The peso hit 52.80 per dollar, more than half a percent from Thursday - the last trading day of 2005 - and at its highest level since May 2003.
It closed local spot market trades at 52.835 from 53.09 on Thursday. Philippine markets were closed on Friday for a public holiday. Total volume of trades reached $382.52 million, more than double Thursday's volume of $138.63 million.
The currency ended 2005 as the best performer in Asia, with a 6.01 percent gain for the year, boosted by hefty inflows of remittances from Filipinos working overseas.
"Lower yields at the T-bill auction means there's good demand for the currency," said a currency trader at a big local bank, adding the breach of the 53 per dollar technical level gave a strong signal to the market.

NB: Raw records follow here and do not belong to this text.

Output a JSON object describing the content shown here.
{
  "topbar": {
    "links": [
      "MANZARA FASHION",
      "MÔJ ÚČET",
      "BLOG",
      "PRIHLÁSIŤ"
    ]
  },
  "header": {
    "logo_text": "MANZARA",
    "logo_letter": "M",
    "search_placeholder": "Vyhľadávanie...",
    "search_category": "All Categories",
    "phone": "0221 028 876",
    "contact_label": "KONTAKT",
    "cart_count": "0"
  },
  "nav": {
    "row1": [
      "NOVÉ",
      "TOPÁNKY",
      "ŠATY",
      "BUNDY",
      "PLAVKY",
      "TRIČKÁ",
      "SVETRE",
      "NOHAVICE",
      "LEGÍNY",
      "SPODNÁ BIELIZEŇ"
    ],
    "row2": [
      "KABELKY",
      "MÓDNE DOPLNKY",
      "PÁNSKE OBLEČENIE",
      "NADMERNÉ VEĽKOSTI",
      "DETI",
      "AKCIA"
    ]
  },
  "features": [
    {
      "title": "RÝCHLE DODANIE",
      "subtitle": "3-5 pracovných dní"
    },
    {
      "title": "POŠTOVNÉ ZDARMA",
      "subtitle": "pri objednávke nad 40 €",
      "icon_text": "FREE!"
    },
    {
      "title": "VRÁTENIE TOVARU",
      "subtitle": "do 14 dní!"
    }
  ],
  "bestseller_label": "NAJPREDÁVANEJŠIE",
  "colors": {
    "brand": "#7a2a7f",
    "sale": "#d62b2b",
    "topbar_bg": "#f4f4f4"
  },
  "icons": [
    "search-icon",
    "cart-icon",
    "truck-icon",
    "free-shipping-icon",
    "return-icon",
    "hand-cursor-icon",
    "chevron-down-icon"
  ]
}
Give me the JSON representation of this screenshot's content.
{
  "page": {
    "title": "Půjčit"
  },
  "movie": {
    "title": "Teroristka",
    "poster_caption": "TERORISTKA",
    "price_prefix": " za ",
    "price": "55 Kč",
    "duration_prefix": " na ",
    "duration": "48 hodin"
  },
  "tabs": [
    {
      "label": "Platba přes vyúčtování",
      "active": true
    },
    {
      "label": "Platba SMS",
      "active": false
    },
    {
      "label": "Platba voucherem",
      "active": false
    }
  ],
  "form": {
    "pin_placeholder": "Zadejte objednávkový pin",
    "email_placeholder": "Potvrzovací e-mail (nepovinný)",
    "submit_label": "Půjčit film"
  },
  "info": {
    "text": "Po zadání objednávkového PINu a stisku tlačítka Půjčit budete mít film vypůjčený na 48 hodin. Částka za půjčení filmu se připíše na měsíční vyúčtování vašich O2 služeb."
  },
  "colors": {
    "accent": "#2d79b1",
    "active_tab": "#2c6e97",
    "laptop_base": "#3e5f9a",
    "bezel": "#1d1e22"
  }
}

The benchmark 91-day Treasury bill, used by banks as basis for pricing their loans, fetched an average rate of 4.961 percent at Monday's auction, down 185 basis points from 5.146 percent at the government's last auction on November 29.
The Philippines borrows heavily from local and foreign debt markets to fund its budget deficit, which the government expects to come in between 160 and 165 billion pesos in 2005 against the goal of 180 billion pesos, or 3.4 percent of gross domestic product.
The budget deficit is expected to narrow to 125 billion pesos, or 2.1 percent of GDP, in 2006, helped by additional revenues of about 80 billion pesos from an increase in the expanded value-added tax rate to 12 percent from 10 percent now.